Recently, Aragon Han et al49 reported that the expression levels of several miRNAs, including miR-199b, were significantly associated with aggressive features of thyroid cancer, such as a large tumor size, extrathyroidal extension, multifocality, lymphovascular invasion, lymph node metastases, and distant metastasis. Conversely, no data have been thus far reported in thyroid tumors for miR-148b, miR-1285-5p and miR-4516, although deregulation of these miRNAs is associated with other cancer types.50, 51, 52, 53, 54

Taken together, our data suggest that evaluating miR-146-5p, miR-199a, miR199b, miR-1285-5p, miR-1915-3p, miR-4516, and miR-148b could be a useful diagnostic tool for differentiating between encapsulated tumors and other more aggressive entities.

In addition to these five miRNAs, we also observed several additional miRNAs (Table 7) that were differentially expressed in the two groups (encapsulated lesions versus infiltrative follicular variant of papillary thyroid carcinomas) albeit with a lower level of significance.

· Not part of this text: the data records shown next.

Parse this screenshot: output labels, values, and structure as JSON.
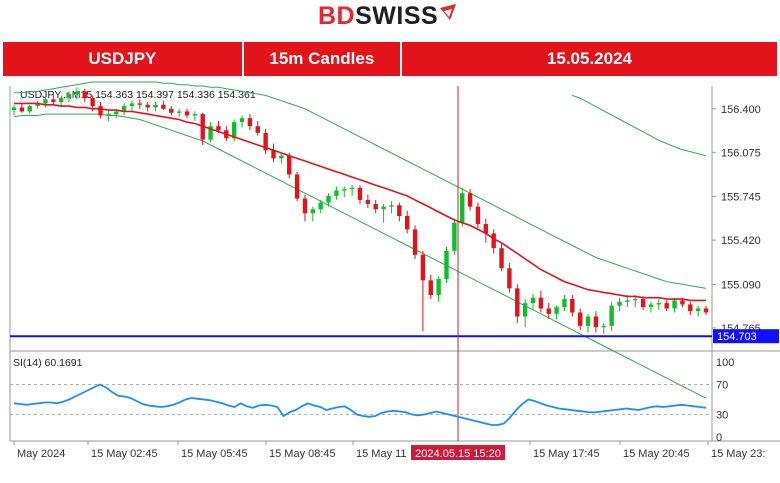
{
  "brand": {
    "bd": "BD",
    "swiss": "SWISS"
  },
  "banner": {
    "pair": "USDJPY",
    "timeframe": "15m Candles",
    "date": "15.05.2024"
  },
  "colors": {
    "accent": "#e3131b",
    "bull": "#0fbf2a",
    "bear": "#e3131b",
    "ma_fast": "#e3131b",
    "band": "#36a852",
    "support": "#1010ff",
    "rsi": "#1e8ff0",
    "cursor": "#d01a3a"
  },
  "chart_data": {
    "type": "candlestick",
    "header": "USDJPY..r,M15  154.363 154.397 154.336 154.361",
    "price_axis": {
      "ylim": [
        154.6,
        156.57
      ],
      "ticks": [
        "156.400",
        "156.075",
        "155.745",
        "155.420",
        "155.090",
        "154.765"
      ]
    },
    "time_axis": {
      "ticks": [
        "May 2024",
        "15 May 02:45",
        "15 May 05:45",
        "15 May 08:45",
        "15 May 11",
        "15 May 17:45",
        "15 May 20:45",
        "15 May 23:"
      ]
    },
    "cursor_time_label": "2024.05.15 15:20",
    "support_level": {
      "value": 154.703,
      "label": "154.703"
    },
    "candles": [
      {
        "o": 156.39,
        "h": 156.43,
        "l": 156.35,
        "c": 156.41
      },
      {
        "o": 156.41,
        "h": 156.44,
        "l": 156.37,
        "c": 156.38
      },
      {
        "o": 156.38,
        "h": 156.43,
        "l": 156.36,
        "c": 156.42
      },
      {
        "o": 156.42,
        "h": 156.46,
        "l": 156.4,
        "c": 156.44
      },
      {
        "o": 156.44,
        "h": 156.49,
        "l": 156.41,
        "c": 156.47
      },
      {
        "o": 156.47,
        "h": 156.51,
        "l": 156.43,
        "c": 156.45
      },
      {
        "o": 156.45,
        "h": 156.5,
        "l": 156.42,
        "c": 156.48
      },
      {
        "o": 156.48,
        "h": 156.53,
        "l": 156.45,
        "c": 156.51
      },
      {
        "o": 156.51,
        "h": 156.56,
        "l": 156.47,
        "c": 156.53
      },
      {
        "o": 156.53,
        "h": 156.55,
        "l": 156.45,
        "c": 156.48
      },
      {
        "o": 156.48,
        "h": 156.5,
        "l": 156.38,
        "c": 156.42
      },
      {
        "o": 156.42,
        "h": 156.45,
        "l": 156.33,
        "c": 156.35
      },
      {
        "o": 156.35,
        "h": 156.39,
        "l": 156.31,
        "c": 156.36
      },
      {
        "o": 156.36,
        "h": 156.4,
        "l": 156.33,
        "c": 156.38
      },
      {
        "o": 156.38,
        "h": 156.44,
        "l": 156.35,
        "c": 156.42
      },
      {
        "o": 156.42,
        "h": 156.46,
        "l": 156.38,
        "c": 156.44
      },
      {
        "o": 156.44,
        "h": 156.47,
        "l": 156.4,
        "c": 156.43
      },
      {
        "o": 156.43,
        "h": 156.45,
        "l": 156.38,
        "c": 156.41
      },
      {
        "o": 156.41,
        "h": 156.45,
        "l": 156.38,
        "c": 156.43
      },
      {
        "o": 156.43,
        "h": 156.46,
        "l": 156.39,
        "c": 156.4
      },
      {
        "o": 156.4,
        "h": 156.42,
        "l": 156.35,
        "c": 156.37
      },
      {
        "o": 156.37,
        "h": 156.4,
        "l": 156.34,
        "c": 156.38
      },
      {
        "o": 156.38,
        "h": 156.4,
        "l": 156.33,
        "c": 156.35
      },
      {
        "o": 156.35,
        "h": 156.38,
        "l": 156.31,
        "c": 156.36
      },
      {
        "o": 156.36,
        "h": 156.37,
        "l": 156.13,
        "c": 156.17
      },
      {
        "o": 156.17,
        "h": 156.3,
        "l": 156.15,
        "c": 156.27
      },
      {
        "o": 156.27,
        "h": 156.31,
        "l": 156.22,
        "c": 156.24
      },
      {
        "o": 156.24,
        "h": 156.27,
        "l": 156.16,
        "c": 156.18
      },
      {
        "o": 156.18,
        "h": 156.32,
        "l": 156.16,
        "c": 156.3
      },
      {
        "o": 156.3,
        "h": 156.35,
        "l": 156.26,
        "c": 156.33
      },
      {
        "o": 156.33,
        "h": 156.36,
        "l": 156.24,
        "c": 156.27
      },
      {
        "o": 156.27,
        "h": 156.31,
        "l": 156.2,
        "c": 156.22
      },
      {
        "o": 156.22,
        "h": 156.25,
        "l": 156.06,
        "c": 156.09
      },
      {
        "o": 156.09,
        "h": 156.14,
        "l": 156.0,
        "c": 156.03
      },
      {
        "o": 156.03,
        "h": 156.07,
        "l": 155.99,
        "c": 156.05
      },
      {
        "o": 156.05,
        "h": 156.07,
        "l": 155.88,
        "c": 155.91
      },
      {
        "o": 155.91,
        "h": 155.93,
        "l": 155.71,
        "c": 155.73
      },
      {
        "o": 155.73,
        "h": 155.76,
        "l": 155.56,
        "c": 155.62
      },
      {
        "o": 155.62,
        "h": 155.67,
        "l": 155.56,
        "c": 155.65
      },
      {
        "o": 155.65,
        "h": 155.72,
        "l": 155.62,
        "c": 155.7
      },
      {
        "o": 155.7,
        "h": 155.77,
        "l": 155.67,
        "c": 155.75
      },
      {
        "o": 155.75,
        "h": 155.82,
        "l": 155.72,
        "c": 155.79
      },
      {
        "o": 155.79,
        "h": 155.82,
        "l": 155.74,
        "c": 155.8
      },
      {
        "o": 155.8,
        "h": 155.83,
        "l": 155.75,
        "c": 155.81
      },
      {
        "o": 155.81,
        "h": 155.83,
        "l": 155.69,
        "c": 155.72
      },
      {
        "o": 155.72,
        "h": 155.76,
        "l": 155.66,
        "c": 155.69
      },
      {
        "o": 155.69,
        "h": 155.72,
        "l": 155.62,
        "c": 155.65
      },
      {
        "o": 155.65,
        "h": 155.69,
        "l": 155.55,
        "c": 155.67
      },
      {
        "o": 155.67,
        "h": 155.71,
        "l": 155.62,
        "c": 155.68
      },
      {
        "o": 155.68,
        "h": 155.7,
        "l": 155.56,
        "c": 155.6
      },
      {
        "o": 155.6,
        "h": 155.64,
        "l": 155.47,
        "c": 155.5
      },
      {
        "o": 155.5,
        "h": 155.53,
        "l": 155.28,
        "c": 155.31
      },
      {
        "o": 155.31,
        "h": 155.34,
        "l": 154.74,
        "c": 155.12
      },
      {
        "o": 155.12,
        "h": 155.16,
        "l": 154.98,
        "c": 155.01
      },
      {
        "o": 155.01,
        "h": 155.15,
        "l": 154.96,
        "c": 155.13
      },
      {
        "o": 155.13,
        "h": 155.37,
        "l": 155.1,
        "c": 155.34
      },
      {
        "o": 155.34,
        "h": 155.58,
        "l": 155.31,
        "c": 155.55
      },
      {
        "o": 155.55,
        "h": 155.81,
        "l": 155.52,
        "c": 155.77
      },
      {
        "o": 155.77,
        "h": 155.8,
        "l": 155.64,
        "c": 155.67
      },
      {
        "o": 155.67,
        "h": 155.7,
        "l": 155.51,
        "c": 155.54
      },
      {
        "o": 155.54,
        "h": 155.58,
        "l": 155.4,
        "c": 155.47
      },
      {
        "o": 155.47,
        "h": 155.5,
        "l": 155.32,
        "c": 155.36
      },
      {
        "o": 155.36,
        "h": 155.4,
        "l": 155.19,
        "c": 155.21
      },
      {
        "o": 155.21,
        "h": 155.25,
        "l": 155.03,
        "c": 155.06
      },
      {
        "o": 155.06,
        "h": 155.09,
        "l": 154.8,
        "c": 154.85
      },
      {
        "o": 154.85,
        "h": 154.98,
        "l": 154.77,
        "c": 154.95
      },
      {
        "o": 154.95,
        "h": 155.02,
        "l": 154.9,
        "c": 154.99
      },
      {
        "o": 154.99,
        "h": 155.04,
        "l": 154.88,
        "c": 154.91
      },
      {
        "o": 154.91,
        "h": 154.95,
        "l": 154.83,
        "c": 154.87
      },
      {
        "o": 154.87,
        "h": 154.93,
        "l": 154.83,
        "c": 154.92
      },
      {
        "o": 154.92,
        "h": 155.01,
        "l": 154.89,
        "c": 154.98
      },
      {
        "o": 154.98,
        "h": 155.01,
        "l": 154.85,
        "c": 154.88
      },
      {
        "o": 154.88,
        "h": 154.91,
        "l": 154.75,
        "c": 154.78
      },
      {
        "o": 154.78,
        "h": 154.87,
        "l": 154.73,
        "c": 154.85
      },
      {
        "o": 154.85,
        "h": 154.89,
        "l": 154.73,
        "c": 154.77
      },
      {
        "o": 154.77,
        "h": 154.8,
        "l": 154.72,
        "c": 154.78
      },
      {
        "o": 154.78,
        "h": 154.96,
        "l": 154.74,
        "c": 154.93
      },
      {
        "o": 154.93,
        "h": 154.99,
        "l": 154.89,
        "c": 154.96
      },
      {
        "o": 154.96,
        "h": 155.01,
        "l": 154.92,
        "c": 154.97
      },
      {
        "o": 154.97,
        "h": 155.01,
        "l": 154.92,
        "c": 154.98
      },
      {
        "o": 154.98,
        "h": 155.0,
        "l": 154.9,
        "c": 154.92
      },
      {
        "o": 154.92,
        "h": 154.96,
        "l": 154.88,
        "c": 154.94
      },
      {
        "o": 154.94,
        "h": 154.98,
        "l": 154.9,
        "c": 154.95
      },
      {
        "o": 154.95,
        "h": 154.97,
        "l": 154.89,
        "c": 154.91
      },
      {
        "o": 154.91,
        "h": 154.99,
        "l": 154.88,
        "c": 154.97
      },
      {
        "o": 154.97,
        "h": 154.99,
        "l": 154.92,
        "c": 154.94
      },
      {
        "o": 154.94,
        "h": 154.96,
        "l": 154.86,
        "c": 154.89
      },
      {
        "o": 154.89,
        "h": 154.93,
        "l": 154.85,
        "c": 154.91
      },
      {
        "o": 154.91,
        "h": 154.93,
        "l": 154.86,
        "c": 154.88
      }
    ],
    "ma_slow": [
      156.44,
      156.44,
      156.44,
      156.44,
      156.43,
      156.43,
      156.42,
      156.42,
      156.41,
      156.41,
      156.4,
      156.4,
      156.39,
      156.39,
      156.38,
      156.38,
      156.37,
      156.36,
      156.35,
      156.34,
      156.33,
      156.32,
      156.3,
      156.29,
      156.27,
      156.25,
      156.23,
      156.21,
      156.19,
      156.17,
      156.15,
      156.13,
      156.11,
      156.09,
      156.07,
      156.05,
      156.03,
      156.01,
      155.99,
      155.97,
      155.95,
      155.93,
      155.91,
      155.89,
      155.87,
      155.85,
      155.83,
      155.81,
      155.79,
      155.77,
      155.75,
      155.72,
      155.69,
      155.66,
      155.63,
      155.6,
      155.57,
      155.55,
      155.53,
      155.5,
      155.47,
      155.43,
      155.4,
      155.36,
      155.32,
      155.28,
      155.24,
      155.2,
      155.17,
      155.14,
      155.11,
      155.09,
      155.07,
      155.05,
      155.04,
      155.03,
      155.02,
      155.01,
      155.0,
      155.0,
      154.99,
      154.99,
      154.99,
      154.98,
      154.98,
      154.98,
      154.97,
      154.97,
      154.97
    ],
    "band_upper": [
      156.52,
      156.52,
      156.53,
      156.53,
      156.54,
      156.55,
      156.56,
      156.57,
      156.58,
      156.59,
      156.6,
      156.6,
      156.6,
      156.6,
      156.6,
      156.6,
      156.6,
      156.6,
      156.6,
      156.59,
      156.59,
      156.58,
      156.58,
      156.57,
      156.57,
      156.56,
      156.56,
      156.55,
      156.54,
      156.53,
      156.52,
      156.51,
      156.5,
      156.48,
      156.46,
      156.44,
      156.42,
      156.4,
      156.37,
      156.34,
      156.31,
      156.28,
      156.25,
      156.22,
      156.19,
      156.16,
      156.13,
      156.1,
      156.07,
      156.04,
      156.01,
      155.98,
      155.95,
      155.92,
      155.89,
      155.86,
      155.83,
      155.8,
      155.77,
      155.74,
      155.71,
      155.68,
      155.65,
      155.62,
      155.59,
      155.56,
      155.53,
      155.5,
      155.47,
      155.44,
      155.41,
      155.38,
      155.35,
      155.32,
      155.29,
      155.27,
      155.25,
      155.23,
      155.21,
      155.19,
      155.17,
      155.15,
      155.13,
      155.11,
      155.1,
      155.09,
      155.08,
      155.07,
      155.06
    ],
    "band_lower": [
      156.34,
      156.35,
      156.35,
      156.35,
      156.36,
      156.36,
      156.36,
      156.36,
      156.36,
      156.36,
      156.36,
      156.36,
      156.35,
      156.35,
      156.34,
      156.33,
      156.32,
      156.3,
      156.28,
      156.26,
      156.24,
      156.22,
      156.2,
      156.18,
      156.16,
      156.13,
      156.1,
      156.07,
      156.04,
      156.01,
      155.98,
      155.95,
      155.92,
      155.89,
      155.86,
      155.83,
      155.8,
      155.77,
      155.74,
      155.71,
      155.68,
      155.65,
      155.62,
      155.59,
      155.56,
      155.53,
      155.5,
      155.47,
      155.44,
      155.41,
      155.38,
      155.35,
      155.32,
      155.29,
      155.26,
      155.23,
      155.2,
      155.17,
      155.14,
      155.11,
      155.08,
      155.05,
      155.02,
      154.99,
      154.96,
      154.93,
      154.9,
      154.87,
      154.84,
      154.81,
      154.78,
      154.75,
      154.72,
      154.69,
      154.66,
      154.63,
      154.6,
      154.57,
      154.54,
      154.51,
      154.48,
      154.45,
      154.42,
      154.39,
      154.36,
      154.33,
      154.3,
      154.27,
      154.24
    ],
    "upper_channel": [
      [
        572,
        156.5
      ],
      [
        580,
        156.48
      ],
      [
        600,
        156.4
      ],
      [
        620,
        156.32
      ],
      [
        640,
        156.24
      ],
      [
        660,
        156.16
      ],
      [
        680,
        156.1
      ],
      [
        706,
        156.05
      ]
    ],
    "rsi": {
      "label": "SI(14) 60.1691",
      "ticks": [
        "100",
        "70",
        "30",
        "0"
      ],
      "levels": [
        70,
        30
      ],
      "ylim": [
        0,
        100
      ],
      "values": [
        45,
        44,
        43,
        44,
        45,
        46,
        46,
        45,
        47,
        50,
        54,
        58,
        62,
        66,
        70,
        66,
        60,
        55,
        54,
        52,
        48,
        44,
        42,
        41,
        40,
        41,
        43,
        46,
        50,
        52,
        51,
        50,
        49,
        47,
        45,
        42,
        40,
        45,
        41,
        39,
        42,
        43,
        42,
        40,
        28,
        33,
        36,
        41,
        45,
        42,
        40,
        36,
        38,
        40,
        41,
        36,
        30,
        28,
        27,
        28,
        32,
        34,
        35,
        34,
        33,
        30,
        29,
        30,
        32,
        34,
        32,
        30,
        28,
        26,
        24,
        22,
        20,
        18,
        16,
        16,
        18,
        26,
        36,
        44,
        50,
        48,
        45,
        42,
        40,
        38,
        37,
        36,
        35,
        34,
        33,
        33,
        34,
        35,
        36,
        37,
        38,
        37,
        36,
        38,
        40,
        41,
        40,
        41,
        42,
        43,
        42,
        41,
        40,
        39
      ]
    }
  }
}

Furthermore, our results suggest that specific miRNA expression patterns could allow us to discriminate between NIFTP and both follicular adenomas and infiltrative follicular variant of papillary thyroid carcinomas. In detail, miR-152-3p, miR-185-5p, and miR-574-3p are strongly downregulated in NIFTP compared to follicular adenomas. The importance of miR-185-5p and miR-574-3p has also been demonstrated in other human tumors, such as non-small cells lung cancer and breast cancer.55, 56, 57

In the comparison between infiltrative follicular variant of papillary thyroid carcinomas and NIFTP, among six deregulated miRNAs, miRNA-10a-5p and miR-320e were highly upregulated, demonstrating their involvement in a more aggressive form of follicular variant of papillary thyroid carcinomas. Nevertheless, high expression of miR-10a has been already associated with lymph node metastasis in non-small cells lung cancer through direct targeting of the PTEN/AKT/ERK signaling pathway,58 whereas miR-320e has been reported as a novel prognostic biomarker associated with adverse clinical outcomes in colorectal cancer patients treated with adjuvant chemotherapy.59

In conclusion, our data provide evidence for the diagnostic potential of a specific set of miRNAs. In detail, we have shown that there is differential expression of miR-146-5p, miR-221-5p, miR-222-3p, miR-30e-3p, and miR-152-3p in follicular adenomas versus NIFTP and infiltrative follicular variant of papillary thyroid carcinomas, which could aid in discriminating between the lesion types. Moreover, among these miRNAs, miR-146-5p as well as miR-199a-5p, miR-199b-5p, miR-1285-5p, miR-1915-3p, miR-4516, and miR-148b-3p are associated with the infiltrative growth of follicular variant of papillary thyroid carcinomas. Three downregulated miRNAs, miR-152-3p, miR-185-5p, and miR-574-3p, might facilitate differential diagnosis between NIFTP and follicular adenomas, whereas the differential expression of miR-10a-5p and miR-320e likely helps discriminate between this new entity, NIFTP, and infiltrative follicular variant of papillary thyroid carcinoma.

From a practical point of view, although our findings require further confirmation in future studies, we suggest that a panel of these markers could be used in presurgical fine-needle aspiration because almost all of these lesions are classified as indeterminate nodules.